HSR Report: What can California Learn from High-Speed Rail Systems around the World?

This Week: JAPAN

For evident selfish reasons, I like to tout the Golden State as the breeding ground for innovation. And as California attempts to build the first high-speed rail (HSR) network in the country, it's tempting to consider ourselves warriors heralding in a new day for transportation. Really, though, HSR has been successful for decades in Asia and Europe. Nations from South Africa to South Korea are doing precisely what California hopes to achieve.

Scheduled to break ground in two years, HSR in California is the single largest infrastructure investment since the days of Eisenhower's superhighways. HSR will transform the space-time dynamic, seamlessly connecting cities across the state. It presents enormous opportunities for economic development, mass transportation and transit-oriented development. On the flip side, the environmental, economic and social costs of screwing up high speed rail are equally great. To facilitate the former, it is imperative to analyze the experiences and operational context of our HSR predecessors abroad—which I'll conveniently take up in this blog series.

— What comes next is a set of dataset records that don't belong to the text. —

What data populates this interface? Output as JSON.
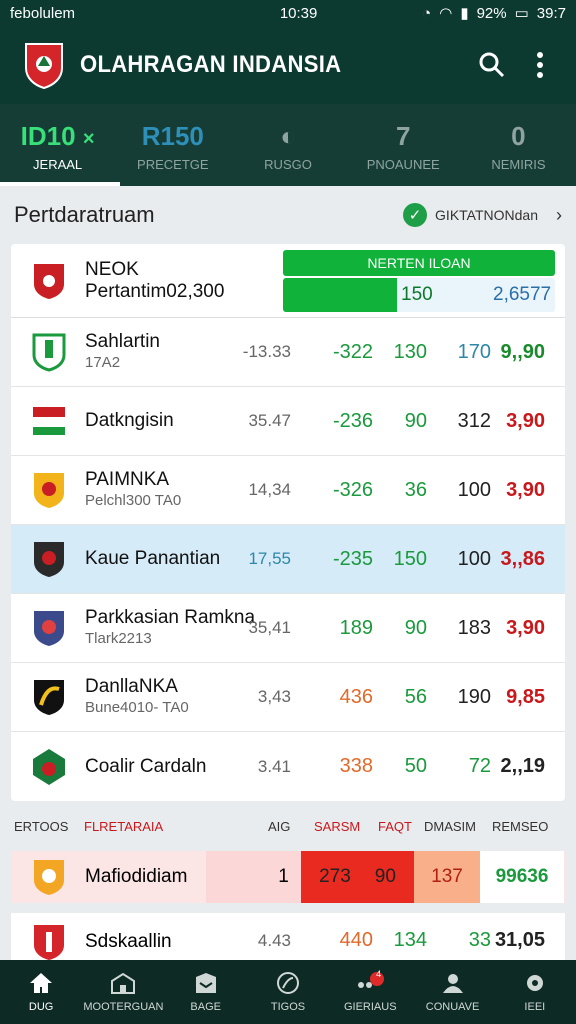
{
  "status_bar": {
    "carrier": "febolulem",
    "time": "10:39",
    "battery_percent": "92%",
    "right_text": "39:7"
  },
  "app": {
    "title": "OLAHRAGAN INDANSIA"
  },
  "tabs": [
    {
      "value": "ID10",
      "label": "JERAAL",
      "active": true
    },
    {
      "value": "R150",
      "label": "PRECETGE"
    },
    {
      "value": "",
      "label": "RUSGO"
    },
    {
      "value": "7",
      "label": "PNOAUNEE"
    },
    {
      "value": "0",
      "label": "NEMIRIS"
    }
  ],
  "section": {
    "title": "Pertdaratruam",
    "filter_label": "GIKTATNONdan"
  },
  "top_card": {
    "name": "NEOK",
    "subname": "Pertantim02,300",
    "bar_label": "NERTEN ILOAN",
    "value1": "150",
    "value2": "2,6577",
    "fill": 0.42
  },
  "rows": [
    {
      "name": "Sahlartin",
      "sub": "17A2",
      "c1": "-13.33",
      "c2": "-322",
      "c3": "130",
      "c4": "170",
      "c5": "9,,90"
    },
    {
      "name": "Datkngisin",
      "sub": "",
      "c1": "35.47",
      "c2": "-236",
      "c3": "90",
      "c4": "312",
      "c5": "3,90"
    },
    {
      "name": "PAIMNKA",
      "sub": "Pelchl300 TA0",
      "c1": "14,34",
      "c2": "-326",
      "c3": "36",
      "c4": "100",
      "c5": "3,90"
    },
    {
      "name": "Kaue Panantian",
      "sub": "",
      "c1": "17,55",
      "c2": "-235",
      "c3": "150",
      "c4": "100",
      "c5": "3,,86"
    },
    {
      "name": "Parkkasian Ramkna",
      "sub": "Tlark2213",
      "c1": "35,41",
      "c2": "189",
      "c3": "90",
      "c4": "183",
      "c5": "3,90"
    },
    {
      "name": "DanllaNKA",
      "sub": "Bune4010- TA0",
      "c1": "3,43",
      "c2": "436",
      "c3": "56",
      "c4": "190",
      "c5": "9,85"
    },
    {
      "name": "Coalir Cardaln",
      "sub": "",
      "c1": "3.41",
      "c2": "338",
      "c3": "50",
      "c4": "72",
      "c5": "2,,19"
    }
  ],
  "header2": {
    "col0": "ERTOOS",
    "col1": "FLRETARAIA",
    "col2": "AIG",
    "col3": "SARSM",
    "col4": "FAQT",
    "col5": "DMASIM",
    "col6": "REMSEO"
  },
  "bottom_rows": [
    {
      "name": "Mafiodidiam",
      "v1": "1",
      "v2": "273",
      "v3": "90",
      "v4": "137",
      "v5": "99636"
    },
    {
      "name": "Sdskaallin",
      "v1": "4.43",
      "v2": "440",
      "v3": "134",
      "v4": "33",
      "v5": "31,05"
    }
  ],
  "bottom_nav": [
    {
      "label": "DUG",
      "icon": "home-icon",
      "active": true
    },
    {
      "label": "MOOTERGUAN",
      "icon": "stadium-icon"
    },
    {
      "label": "BAGE",
      "icon": "news-icon"
    },
    {
      "label": "TIGOS",
      "icon": "ball-icon"
    },
    {
      "label": "GIERIAUS",
      "icon": "chat-icon",
      "badge": "4"
    },
    {
      "label": "CONUAVE",
      "icon": "profile-icon"
    },
    {
      "label": "IEEI",
      "icon": "settings-icon"
    }
  ],
  "colors": {
    "primary": "#0d3a30",
    "accent": "#11b23a",
    "red": "#c8181c",
    "highlight": "#d6ebf8"
  }
}
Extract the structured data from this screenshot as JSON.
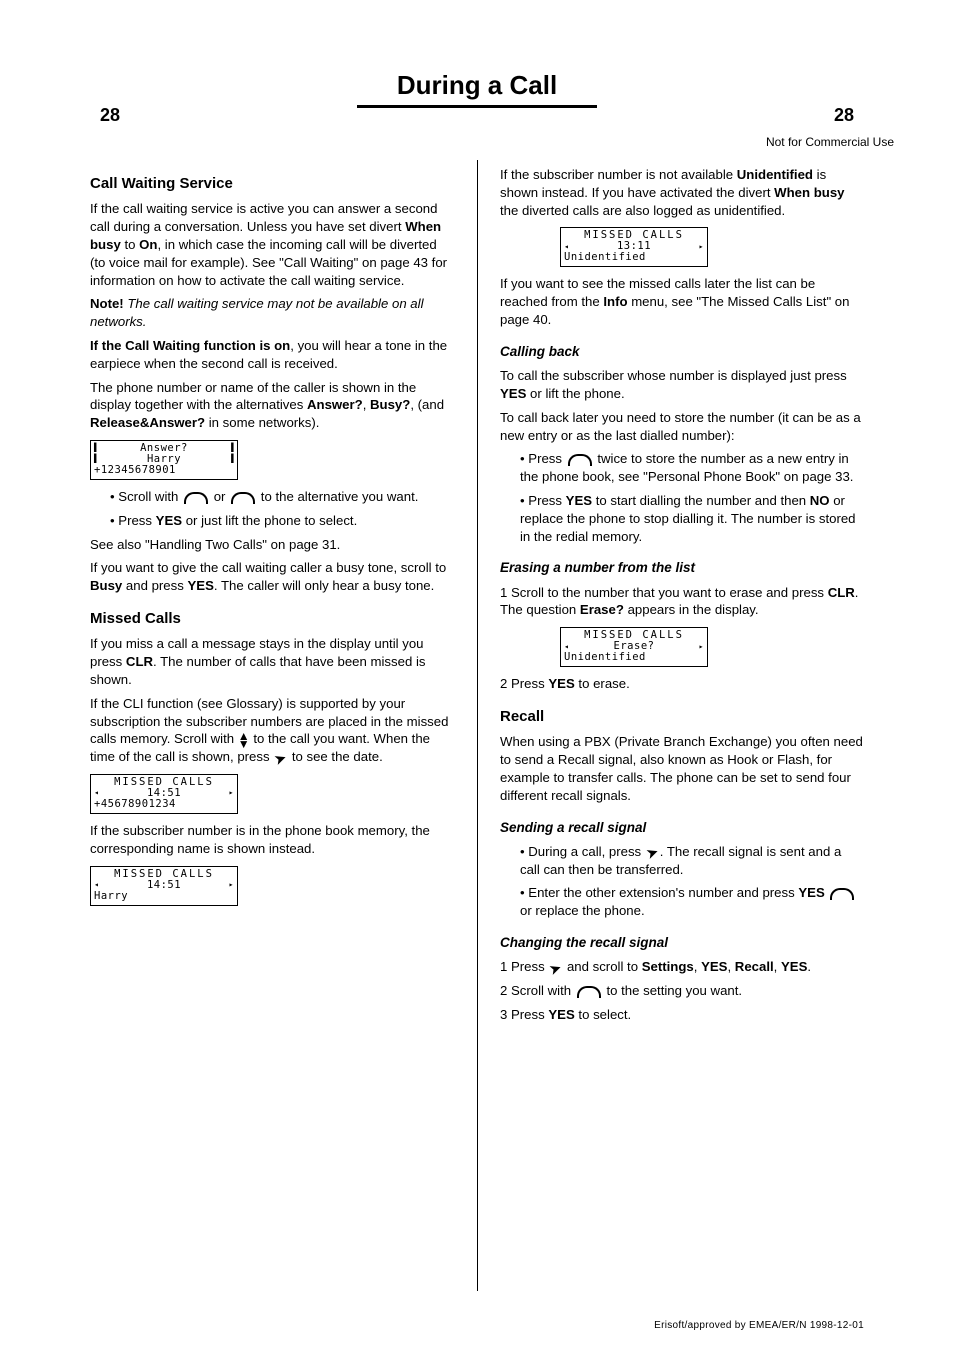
{
  "header": {
    "title": "During a Call",
    "page_number_left": "28",
    "page_number_right": "28",
    "page_label_right": "Not for Commercial Use"
  },
  "left": {
    "h_call_waiting": "Call Waiting Service",
    "p_cw_1": "If the call waiting service is active you can answer a second call during a conversation. Unless you have set divert ",
    "p_cw_1_strong": "When busy",
    "p_cw_1_cont": " to ",
    "p_cw_1_strong2": "On",
    "p_cw_1_cont2": ", in which case the incoming call will be diverted (to voice mail for example). See \"Call Waiting\" on page 43 for information on how to activate the call waiting service.",
    "p_cw_note_strong": "Note!",
    "p_cw_note": " The call waiting service may not be available on all networks.",
    "p_cw_tone_strong": "If the Call Waiting function is on",
    "p_cw_tone": ", you will hear a tone in the earpiece when the second call is received.",
    "p_cw_display": "The phone number or name of the caller is shown in the display together with the alternatives ",
    "p_cw_answer": "Answer?",
    "p_cw_display2": ", ",
    "p_cw_busy": "Busy?",
    "p_cw_display3": ", (and ",
    "p_cw_release": "Release&Answer?",
    "p_cw_display4": " in some networks).",
    "lcd_answer": {
      "r1": "Answer?",
      "r2": "Harry",
      "r3": "+12345678901"
    },
    "bul_a": "Scroll with",
    "bul_a_end": " to the alternative you want.",
    "bul_b_lead": "Press ",
    "bul_b_yes": "YES",
    "bul_b_rest": " or just lift the phone to select.",
    "p_see_two": "See also \"Handling Two Calls\" on page 31.",
    "p_busy_tone": "If you want to give the call waiting caller a busy tone, scroll to ",
    "p_busy_strong": "Busy",
    "p_busy_rest": " and press ",
    "p_busy_yes": "YES",
    "p_busy_rest2": ". The caller will only hear a busy tone.",
    "h_missed": "Missed Calls",
    "p_missed_1": "If you miss a call a message stays in the display until you press ",
    "p_missed_clr": "CLR",
    "p_missed_1b": ". The number of calls that have been missed is shown.",
    "p_missed_2": "If the CLI function (see Glossary) is supported by your subscription the subscriber numbers are placed in the missed calls memory. Scroll with ",
    "p_missed_2b": " to the call you want. When the time of the call is shown, press ",
    "p_missed_2c": " to see the date.",
    "lcd_missed1": {
      "r1": "MISSED CALLS",
      "r2": "14:51",
      "r3": "+45678901234"
    },
    "p_missed_name": "If the subscriber number is in the phone book memory, the corresponding name is shown instead.",
    "lcd_missed2": {
      "r1": "MISSED CALLS",
      "r2": "14:51",
      "r3": "Harry"
    }
  },
  "right": {
    "p_unid": "If the subscriber number is not available ",
    "p_unid_strong": "Unidentified",
    "p_unid2": " is shown instead. If you have activated the divert ",
    "p_unid_busy": "When busy",
    "p_unid3": " the diverted calls are also logged as unidentified.",
    "lcd_unid": {
      "r1": "MISSED CALLS",
      "r2": "13:11",
      "r3": "Unidentified"
    },
    "p_later": "If you want to see the missed calls later the list can be reached from the ",
    "p_later_info": "Info",
    "p_later2": " menu, see \"The Missed Calls List\" on page 40.",
    "h_callback": "Calling back",
    "p_cb_1": "To call the subscriber whose number is displayed just press ",
    "p_cb_yes": "YES",
    "p_cb_1b": " or lift the phone.",
    "p_cb_2": "To call back later you need to store the number (it can be as a new entry or as the last dialled number):",
    "bul_cb1": "Press ",
    "bul_cb1_2": " twice to store the number as a new entry in the phone book, see \"Personal Phone Book\" on page 33.",
    "bul_cb2": "Press ",
    "bul_cb2_yes": "YES",
    "bul_cb2_2": " to start dialling the number and then ",
    "bul_cb2_no": "NO",
    "bul_cb2_3": " or replace the phone to stop dialling it. The number is stored in the redial memory.",
    "h_erase": "Erasing a number from the list",
    "p_er_1a": "1 Scroll to the number that you want to erase and press ",
    "p_er_clr": "CLR",
    "p_er_1b": ". The question ",
    "p_er_erase": "Erase?",
    "p_er_1c": " appears in the display.",
    "lcd_erase": {
      "r1": "MISSED CALLS",
      "r2": "Erase?",
      "r3": "Unidentified"
    },
    "p_er_2a": "2 Press ",
    "p_er_yes": "YES",
    "p_er_2b": " to erase.",
    "h_recall": "Recall",
    "p_rc_1": "When using a PBX (Private Branch Exchange) you often need to send a Recall signal, also known as Hook or Flash, for example to transfer calls. The phone can be set to send four different recall signals.",
    "h_send": "Sending a recall signal",
    "bul_rc_a": "During a call, press ",
    "bul_rc_a2": ". The recall signal is sent and a call can then be transferred.",
    "bul_rc_b": "Enter the other extension's number and press ",
    "bul_rc_b_yes": "YES",
    "bul_rc_b2": " or replace the phone.",
    "h_change": "Changing the recall signal",
    "bul_ch_1a": "1 Press ",
    "bul_ch_1b": " and scroll to ",
    "bul_ch_1_set": "Settings",
    "bul_ch_1c": ", ",
    "bul_ch_1_yes": "YES",
    "bul_ch_1d": ", ",
    "bul_ch_1_re": "Recall",
    "bul_ch_1e": ", ",
    "bul_ch_1_yes2": "YES",
    "bul_ch_1f": ".",
    "bul_ch_2a": "2 Scroll with ",
    "bul_ch_2b": " to the setting you want.",
    "bul_ch_3a": "3 Press ",
    "bul_ch_3_yes": "YES",
    "bul_ch_3b": " to select."
  },
  "footer": {
    "note": "Erisoft/approved by EMEA/ER/N 1998-12-01"
  }
}
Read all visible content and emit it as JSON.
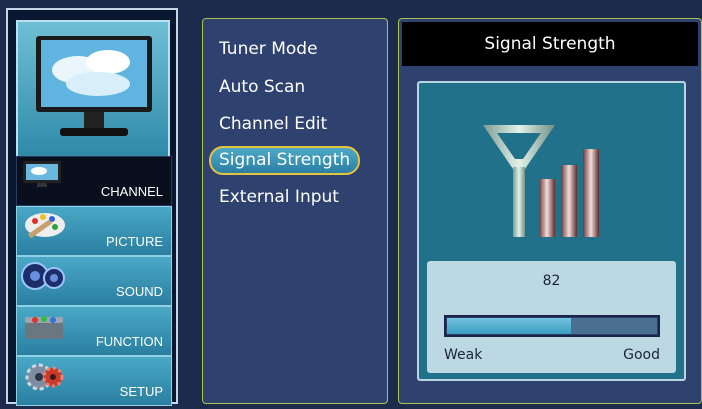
{
  "sidebar": {
    "items": [
      {
        "label": "CHANNEL",
        "icon": "tv-icon",
        "active": true
      },
      {
        "label": "PICTURE",
        "icon": "palette-icon",
        "active": false
      },
      {
        "label": "SOUND",
        "icon": "speaker-icon",
        "active": false
      },
      {
        "label": "FUNCTION",
        "icon": "toolbox-icon",
        "active": false
      },
      {
        "label": "SETUP",
        "icon": "gear-icon",
        "active": false
      }
    ]
  },
  "submenu": {
    "items": [
      {
        "label": "Tuner Mode",
        "selected": false
      },
      {
        "label": "Auto Scan",
        "selected": false
      },
      {
        "label": "Channel Edit",
        "selected": false
      },
      {
        "label": "Signal Strength",
        "selected": true
      },
      {
        "label": "External Input",
        "selected": false
      }
    ]
  },
  "panel": {
    "title": "Signal Strength",
    "meter": {
      "value": "82",
      "level_percent": 59,
      "low_label": "Weak",
      "high_label": "Good"
    }
  },
  "colors": {
    "accent_border": "#aac34e",
    "selection_outline": "#e5c33a",
    "panel_bg": "#2f416e"
  }
}
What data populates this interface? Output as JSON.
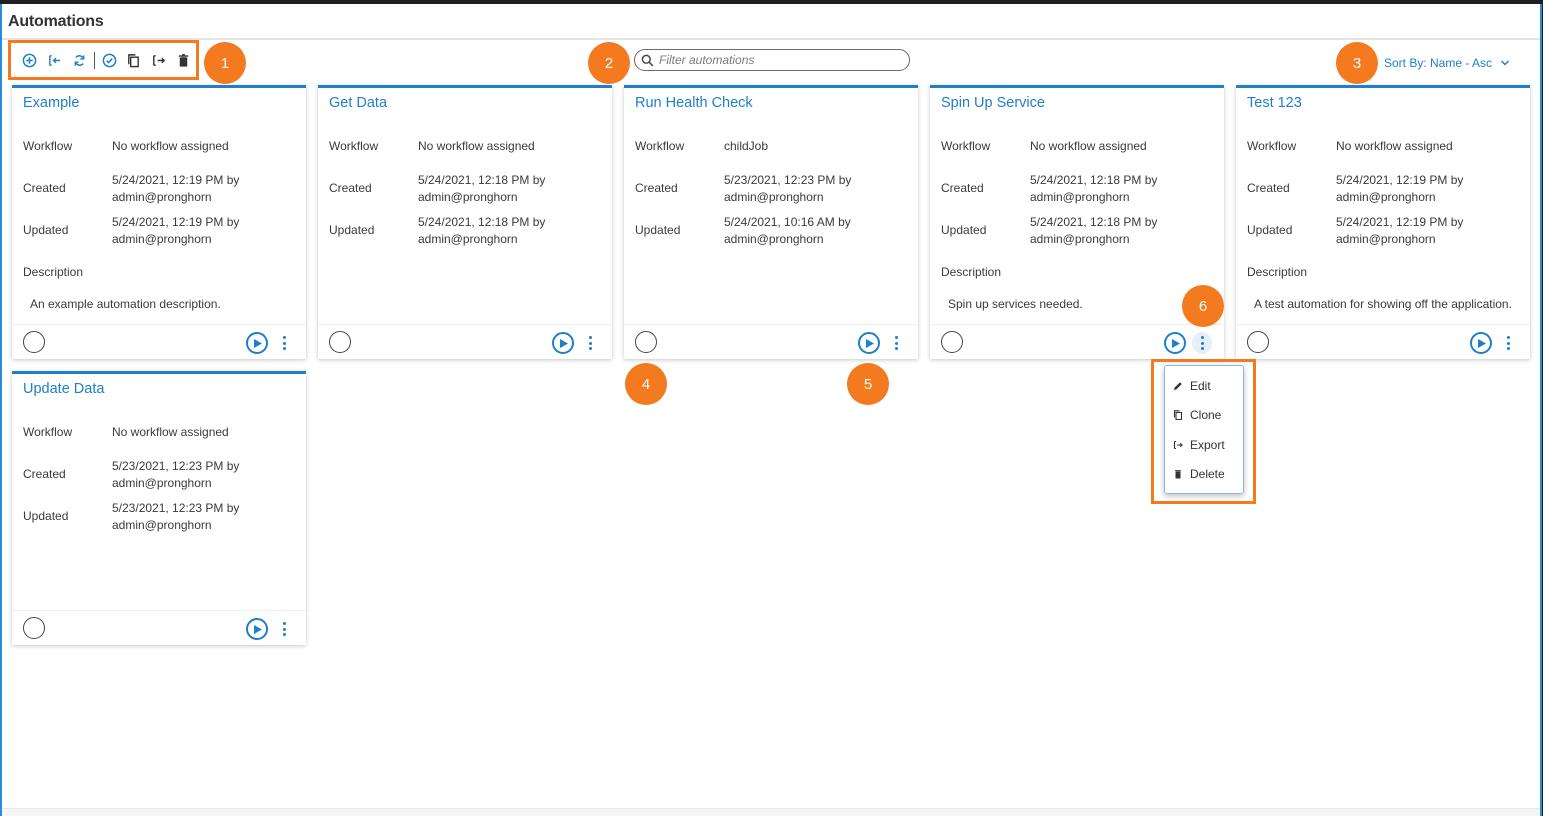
{
  "header": {
    "title": "Automations"
  },
  "toolbar": {
    "icons": [
      "add-icon",
      "import-icon",
      "refresh-icon",
      "select-all-icon",
      "clone-icon",
      "export-icon",
      "delete-icon"
    ]
  },
  "filter": {
    "placeholder": "Filter automations",
    "value": ""
  },
  "sort": {
    "label": "Sort By: Name - Asc"
  },
  "callouts": [
    "1",
    "2",
    "3",
    "4",
    "5",
    "6"
  ],
  "labels": {
    "workflow": "Workflow",
    "created": "Created",
    "updated": "Updated",
    "description": "Description"
  },
  "cards": [
    {
      "title": "Example",
      "workflow": "No workflow assigned",
      "created_line1": "5/24/2021, 12:19 PM by",
      "created_line2": "admin@pronghorn",
      "updated_line1": "5/24/2021, 12:19 PM by",
      "updated_line2": "admin@pronghorn",
      "description": "An example automation description."
    },
    {
      "title": "Get Data",
      "workflow": "No workflow assigned",
      "created_line1": "5/24/2021, 12:18 PM by",
      "created_line2": "admin@pronghorn",
      "updated_line1": "5/24/2021, 12:18 PM by",
      "updated_line2": "admin@pronghorn",
      "description": ""
    },
    {
      "title": "Run Health Check",
      "workflow": "childJob",
      "created_line1": "5/23/2021, 12:23 PM by",
      "created_line2": "admin@pronghorn",
      "updated_line1": "5/24/2021, 10:16 AM by",
      "updated_line2": "admin@pronghorn",
      "description": ""
    },
    {
      "title": "Spin Up Service",
      "workflow": "No workflow assigned",
      "created_line1": "5/24/2021, 12:18 PM by",
      "created_line2": "admin@pronghorn",
      "updated_line1": "5/24/2021, 12:18 PM by",
      "updated_line2": "admin@pronghorn",
      "description": "Spin up services needed."
    },
    {
      "title": "Test 123",
      "workflow": "No workflow assigned",
      "created_line1": "5/24/2021, 12:19 PM by",
      "created_line2": "admin@pronghorn",
      "updated_line1": "5/24/2021, 12:19 PM by",
      "updated_line2": "admin@pronghorn",
      "description": "A test automation for showing off the application."
    },
    {
      "title": "Update Data",
      "workflow": "No workflow assigned",
      "created_line1": "5/23/2021, 12:23 PM by",
      "created_line2": "admin@pronghorn",
      "updated_line1": "5/23/2021, 12:23 PM by",
      "updated_line2": "admin@pronghorn",
      "description": ""
    }
  ],
  "context_menu": {
    "items": [
      {
        "label": "Edit",
        "icon": "pencil-icon"
      },
      {
        "label": "Clone",
        "icon": "clone-icon"
      },
      {
        "label": "Export",
        "icon": "export-icon"
      },
      {
        "label": "Delete",
        "icon": "trash-icon"
      }
    ]
  },
  "colors": {
    "accent": "#1f7fc8",
    "callout": "#f37a1f"
  }
}
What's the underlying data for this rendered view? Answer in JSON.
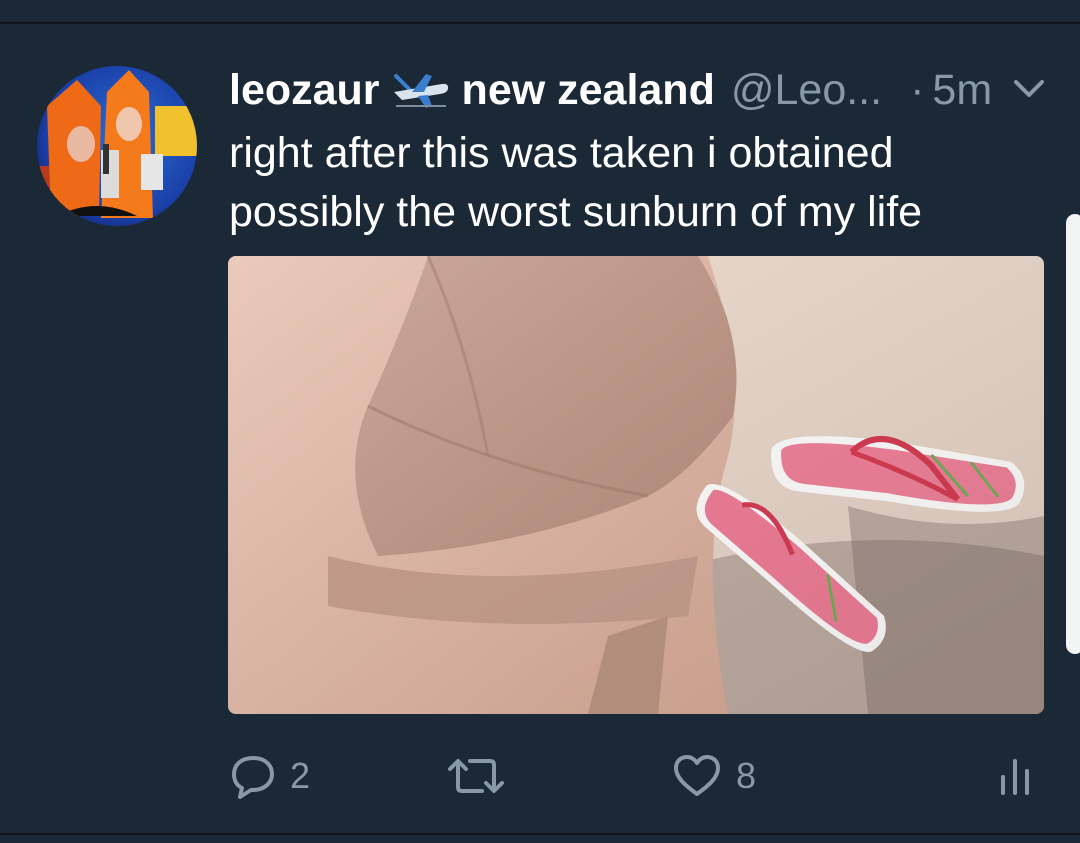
{
  "tweet": {
    "display_name": "leozaur",
    "display_name_suffix": "new zealand",
    "handle": "@Leo...",
    "dot": "·",
    "time": "5m",
    "text": "right after this was taken i obtained possibly the worst sunburn of my life",
    "icons": {
      "name_emoji": "airplane-icon",
      "menu": "chevron-down-icon"
    }
  },
  "actions": {
    "reply_count": "2",
    "retweet_count": "",
    "like_count": "8"
  },
  "colors": {
    "background": "#1b2836",
    "secondary_text": "#8899a6",
    "primary_text": "#ffffff"
  }
}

Let's start at the beginning: Japan

HSR Japan

[Photo Credit: flickr user jamesjustin]

The case of Japan is particularly relevant to California because it simultaneously articulates the best and worst effects of HSR. Plus, even though Japan developed the world's first system in 1964, its system remains iconic. The sleek efficiency and glamour of the Shinkansen train streaming past at 200 mph is hard to deny.

Practically from the onset, HSR in Japan has turned a profit, repaying initial construction costs in just seven years. Acknowledging the transformative economic and social potential of HSR, the government-owned Japan National Railways (JNR) addressed both operational efficiency and development around the station. JNR operated all rail transportation in Japan, integrating local and regional transit with the Shinkansen HSR, which made transit more convenient and accessible. On the development front, in the wake of the Shinkansen, many station areas grew into active, high-density office and residential spaces. However, it's difficult to tell how much of this growth would have occurred anyway. HSR may have simply redistributed growth around the station.

The system certainly redistributed and concentrated growth within urban areas, but it had some of the most profound—if harried—effects on more rural areas. Inherently, HSR's speed and convenience has the potential to expose previously remote locations to development, mobility and job markets. And in Gifu, the new transportation system stymied economic development for decades.

hsr japan 2

[Photo Credit: flickr user kamoda]

When a new Shinkansen station was announced in 1964, speculation led to high land costs that quashed developers in the area. Without a strong link to Gifu, the station area for decades remained low density, and the viability of the Shinkansen station continued to rely on large customer parking lots. However, things have changed. Since 2007, just north of Gifu Station today stands a 43-story high-rise residential and office tower, the tallest building in the prefecture. In fact, recent construction centers on Gifu Station.

After twenty years as a national railway company engaged in both operations and station area development, the Japan Railways (JR) Group fragmented into seven regional, for-profit companies in 1987. These seven private entities have further diversified to incorporate—in addition to land development—hotel development, retail sales and tourism under their purview. The JR Group even has offices in Paris and New York to further promote tourist-use of the Shinkansen. The network continues to redefine itself.

Meanwhile, California grapples with alignment and ridership projections and local land use policies. So what can we learn from HSR in Japan?

  • Planning is important for the coordination of station area economic development and operational efficiency
  • Integrated regional transit and HSR is imperative to attract ridership
  • Because HSR stands to transform rural areas the most, they warrant increased attention

In the coming weeks, we'll look at HSR in France and the United Kingdom, drawing conclusions about what it all means in the California context.

SPUR's policy paper on high speed rail is due out this fall.